Momma: "Do as I say child, not as I do!"

While Brat Baby and I are having our little talk, Baby Girl is continuing to wave to Not The Baby even though the bus is not and has not moved an inch. Not The Baby is looking a little embarrassed, no maybe that look means she is proud of her family, yes that is it. PRIDE!

Oh my, I have passed my illness off to my prodigy. Baby Girl will not stop waving!

Well it wasn't long before everyone arrived and it was time for the bus to pull out.

As soon as the bus started moving I headed quickly (like garage sale speed) to my car and followed the bus out of the parking lot. Baby Girl is in the back seat still waving, I am blowing kisses to Not The Baby and Brat Baby has this look on her face that reads, "Get the Hell Out of Here before you people embarrass me anymore than you already have."

The bus turns right out of the parking lot.

Our home is a left turn out of the parking lot.

What's this, the car is wanting to go right, Oh my gosh I don't know if I have the strength to make it go home without Not The Baby.

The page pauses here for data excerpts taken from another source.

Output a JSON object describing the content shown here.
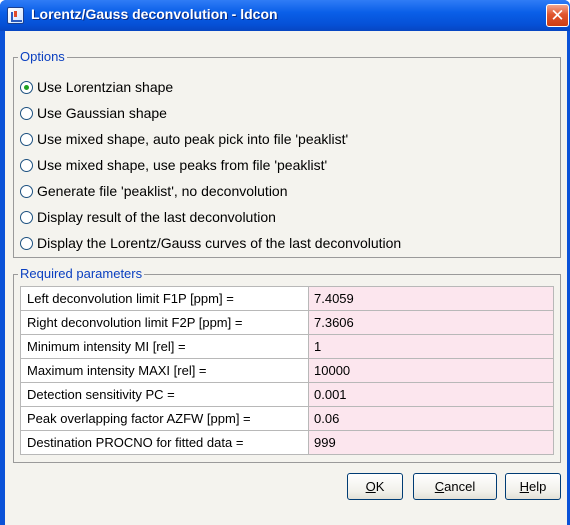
{
  "window": {
    "title": "Lorentz/Gauss deconvolution - ldcon",
    "close_glyph": "✕"
  },
  "options": {
    "legend": "Options",
    "selected_index": 0,
    "items": [
      {
        "label": "Use Lorentzian shape"
      },
      {
        "label": "Use Gaussian shape"
      },
      {
        "label": "Use mixed shape, auto peak pick into file 'peaklist'"
      },
      {
        "label": "Use mixed shape, use peaks from file 'peaklist'"
      },
      {
        "label": "Generate file 'peaklist', no deconvolution"
      },
      {
        "label": "Display result of the last deconvolution"
      },
      {
        "label": "Display the Lorentz/Gauss curves of the last deconvolution"
      }
    ]
  },
  "params": {
    "legend": "Required parameters",
    "rows": [
      {
        "label": "Left deconvolution limit F1P [ppm] =",
        "value": "7.4059"
      },
      {
        "label": "Right deconvolution limit F2P [ppm] =",
        "value": "7.3606"
      },
      {
        "label": "Minimum intensity MI [rel] =",
        "value": "1"
      },
      {
        "label": "Maximum intensity MAXI [rel] =",
        "value": "10000"
      },
      {
        "label": "Detection sensitivity PC =",
        "value": "0.001"
      },
      {
        "label": "Peak overlapping factor AZFW [ppm] =",
        "value": "0.06"
      },
      {
        "label": "Destination PROCNO for fitted data =",
        "value": "999"
      }
    ]
  },
  "buttons": {
    "ok": {
      "mnemonic": "O",
      "rest": "K"
    },
    "cancel": {
      "mnemonic": "C",
      "rest": "ancel"
    },
    "help": {
      "mnemonic": "H",
      "rest": "elp"
    }
  },
  "colors": {
    "title_bar": "#0a5fe8",
    "group_legend": "#0a3fc0",
    "input_background": "#fce6ee",
    "radio_selected": "#21a121"
  }
}
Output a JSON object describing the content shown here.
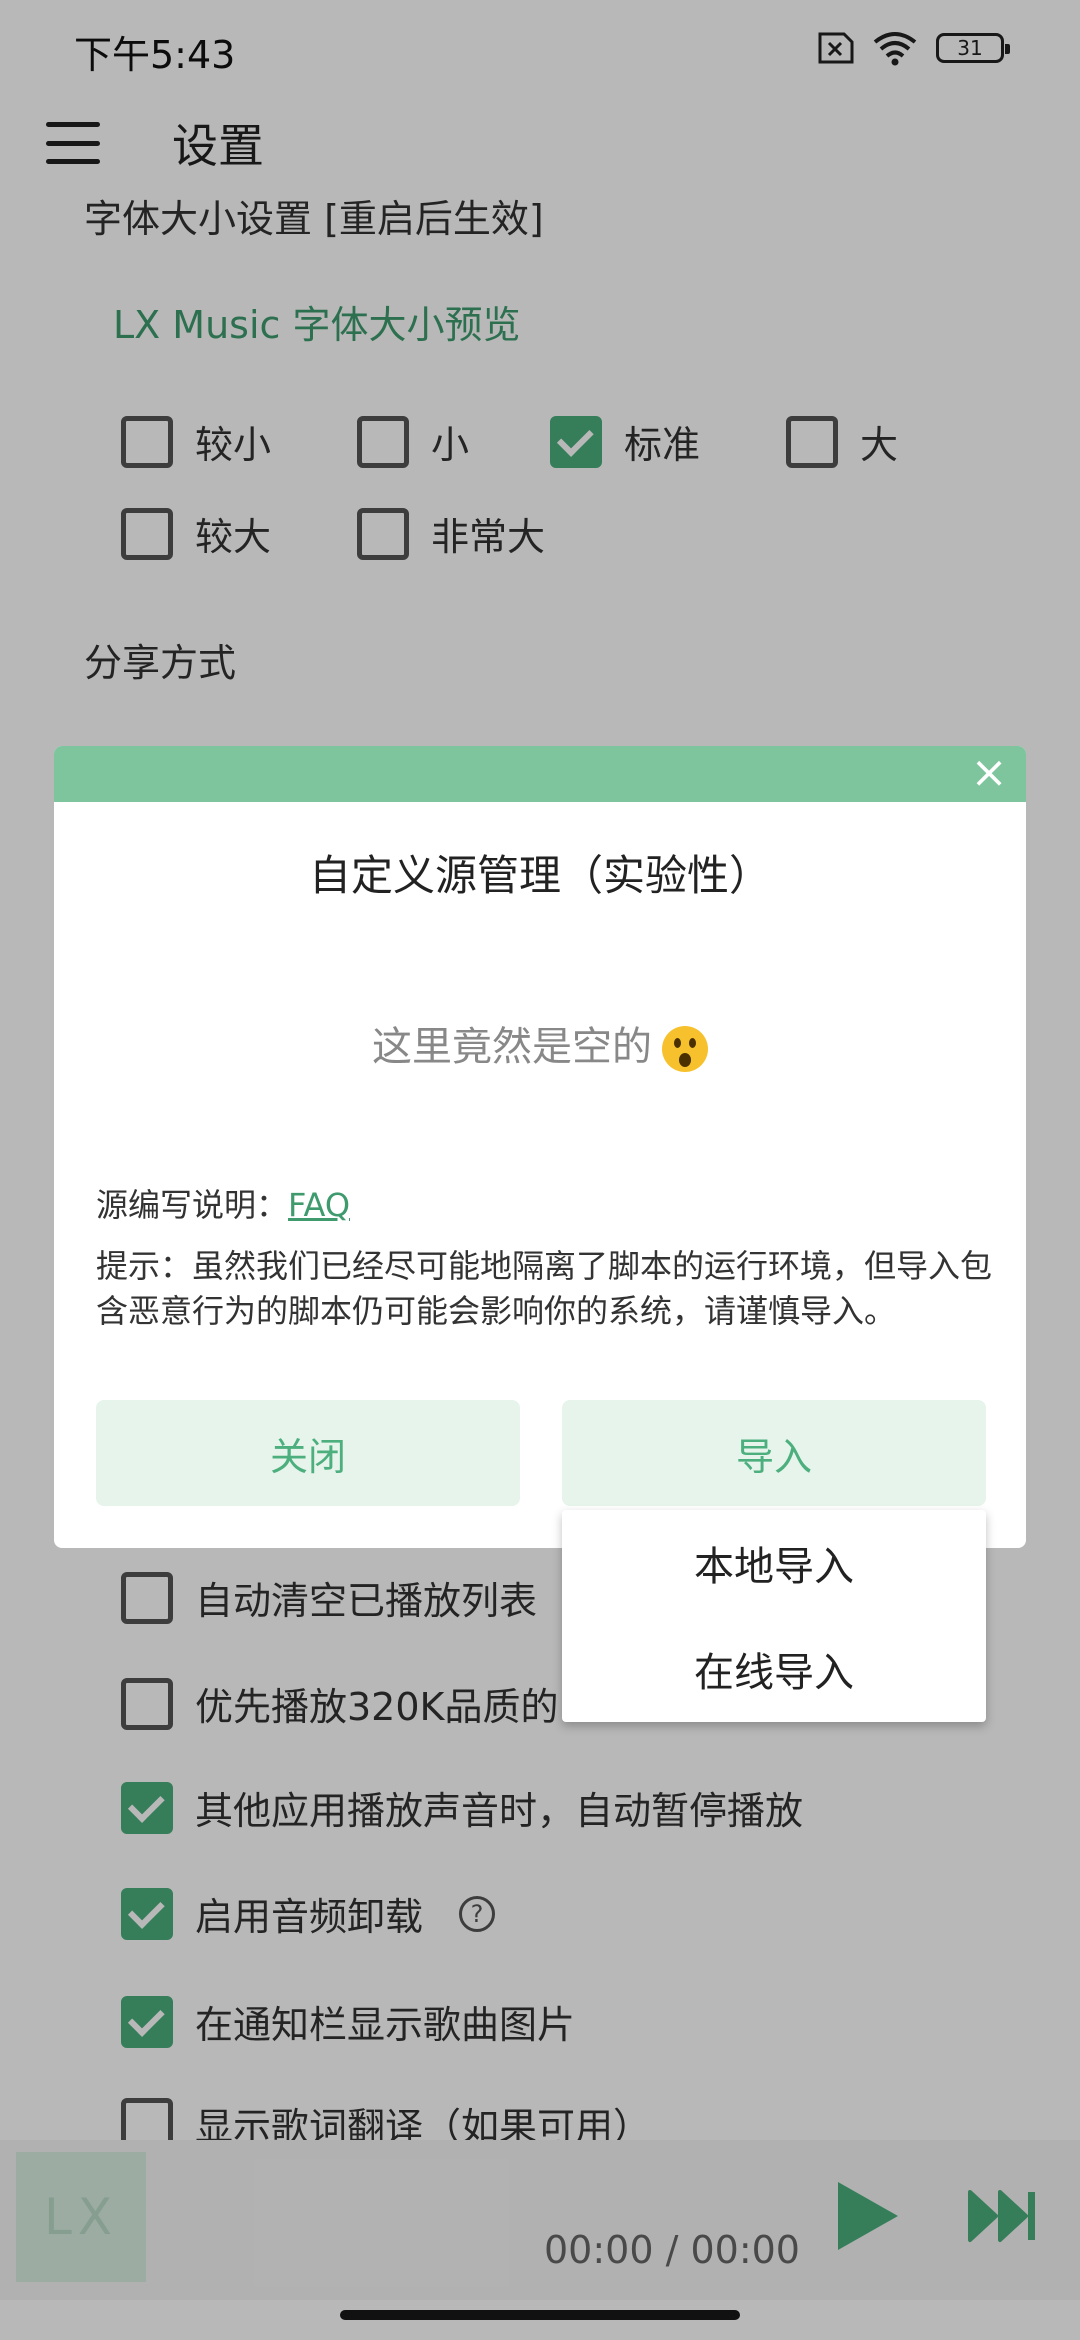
{
  "status_bar": {
    "time": "下午5:43",
    "battery": "31"
  },
  "app_bar": {
    "title": "设置",
    "menu_icon": "hamburger-menu-icon"
  },
  "font_size": {
    "section_title": "字体大小设置 [重启后生效]",
    "preview": "LX Music 字体大小预览",
    "options": [
      {
        "label": "较小",
        "checked": false
      },
      {
        "label": "小",
        "checked": false
      },
      {
        "label": "标准",
        "checked": true
      },
      {
        "label": "大",
        "checked": false
      },
      {
        "label": "较大",
        "checked": false
      },
      {
        "label": "非常大",
        "checked": false
      }
    ]
  },
  "share": {
    "section_title": "分享方式"
  },
  "play_options": [
    {
      "label": "自动清空已播放列表",
      "checked": false
    },
    {
      "label": "优先播放320K品质的",
      "checked": false
    },
    {
      "label": "其他应用播放声音时，自动暂停播放",
      "checked": true
    },
    {
      "label": "启用音频卸载",
      "checked": true
    },
    {
      "label": "在通知栏显示歌曲图片",
      "checked": true
    },
    {
      "label": "显示歌词翻译（如果可用）",
      "checked": false
    }
  ],
  "player": {
    "logo": "LX",
    "time": "00:00 / 00:00"
  },
  "dialog": {
    "title": "自定义源管理（实验性）",
    "empty_text": "这里竟然是空的",
    "faq_label": "源编写说明：",
    "faq_link": "FAQ",
    "tip": "提示：虽然我们已经尽可能地隔离了脚本的运行环境，但导入包含恶意行为的脚本仍可能会影响你的系统，请谨慎导入。",
    "close_button": "关闭",
    "import_button": "导入",
    "close_icon": "×"
  },
  "import_menu": {
    "items": [
      "本地导入",
      "在线导入"
    ]
  },
  "colors": {
    "accent": "#4caf7d",
    "header": "#7ec59e",
    "button_bg": "#e6f4ec"
  }
}
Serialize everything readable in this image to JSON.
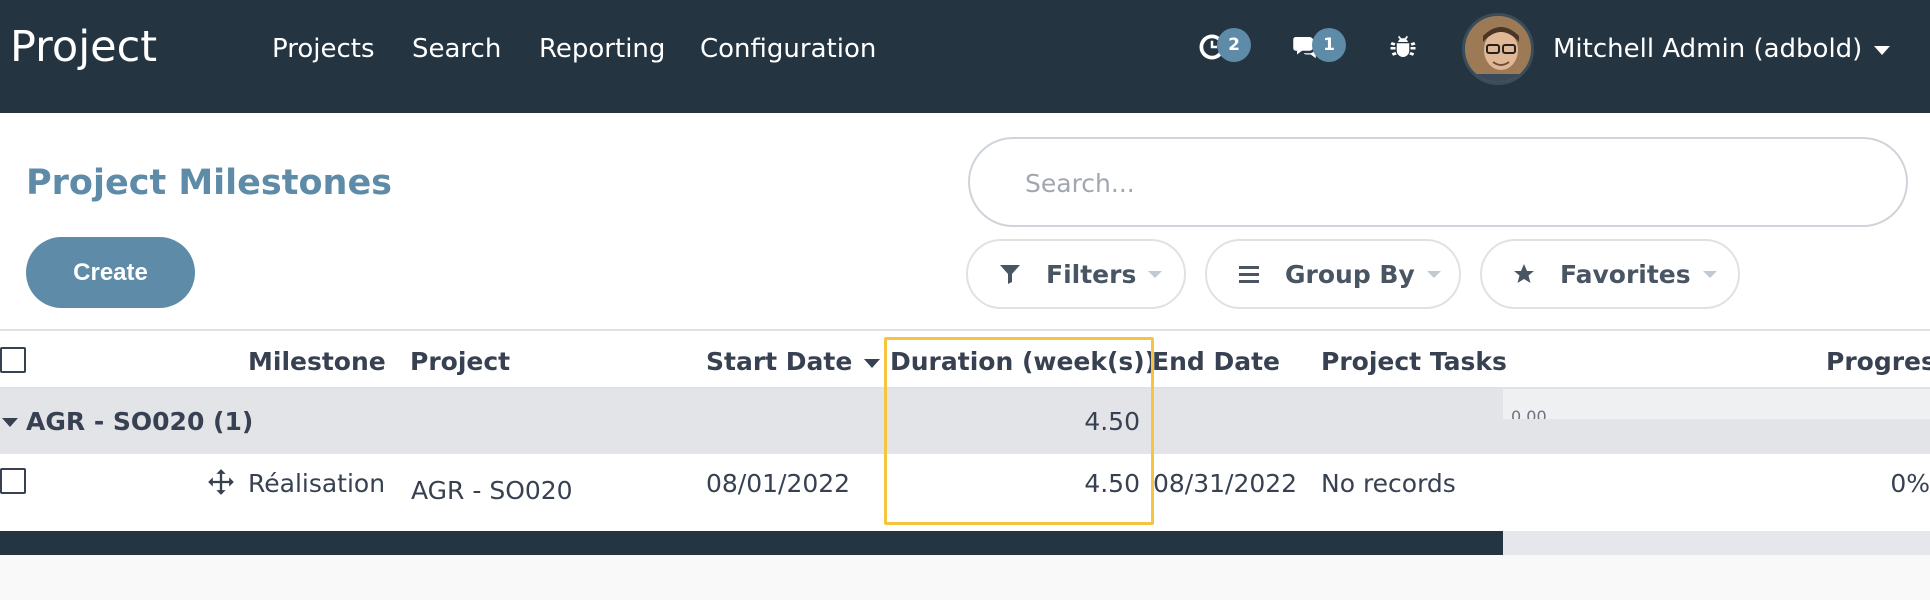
{
  "navbar": {
    "brand": "Project",
    "menu": [
      "Projects",
      "Search",
      "Reporting",
      "Configuration"
    ],
    "activities_count": "2",
    "messages_count": "1",
    "user_name": "Mitchell Admin (adbold)"
  },
  "control_panel": {
    "title": "Project Milestones",
    "create_label": "Create",
    "search_placeholder": "Search...",
    "filters_label": "Filters",
    "group_by_label": "Group By",
    "favorites_label": "Favorites"
  },
  "table": {
    "columns": [
      "Milestone",
      "Project",
      "Start Date",
      "Duration (week(s))",
      "End Date",
      "Project Tasks",
      "Progress"
    ],
    "sorted_column": "Start Date",
    "group": {
      "label": "AGR - SO020 (1)",
      "duration": "4.50",
      "progress": "0.00"
    },
    "rows": [
      {
        "milestone": "Réalisation",
        "project": "AGR - SO020",
        "start_date": "08/01/2022",
        "duration": "4.50",
        "end_date": "08/31/2022",
        "project_tasks": "No records",
        "progress": "0%"
      }
    ]
  },
  "colors": {
    "navbar_bg": "#243441",
    "accent": "#5d8ba8",
    "highlight": "#f5c542",
    "group_row_bg": "#e2e4e8"
  }
}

I brake, think for a moment, maybe a little longer than a moment since there are people behind me honking.

I Take A Deep Breath.

And I watch the bus drive out of my rear view mirror sight.

I miss my Not The Baby already!












1 comment:

Heather said...

I went to a start-up bunko party one time to see who would be interested in playing regularly. I really liked the game up until the last moment when the head bunk told us that there would be no drinking, no cussing, no bitching/moaning/complaining about our kids, husbands, jobs... it was just going to be wholesome fun. I can get wholesome on PBS at home, lady. So, I skipped my little non-baptist butt outta there and that was that! (actually, it was ridiculously priced and didn't fit into our schedule, the rest was just confirmation that I wouldn't fit int!)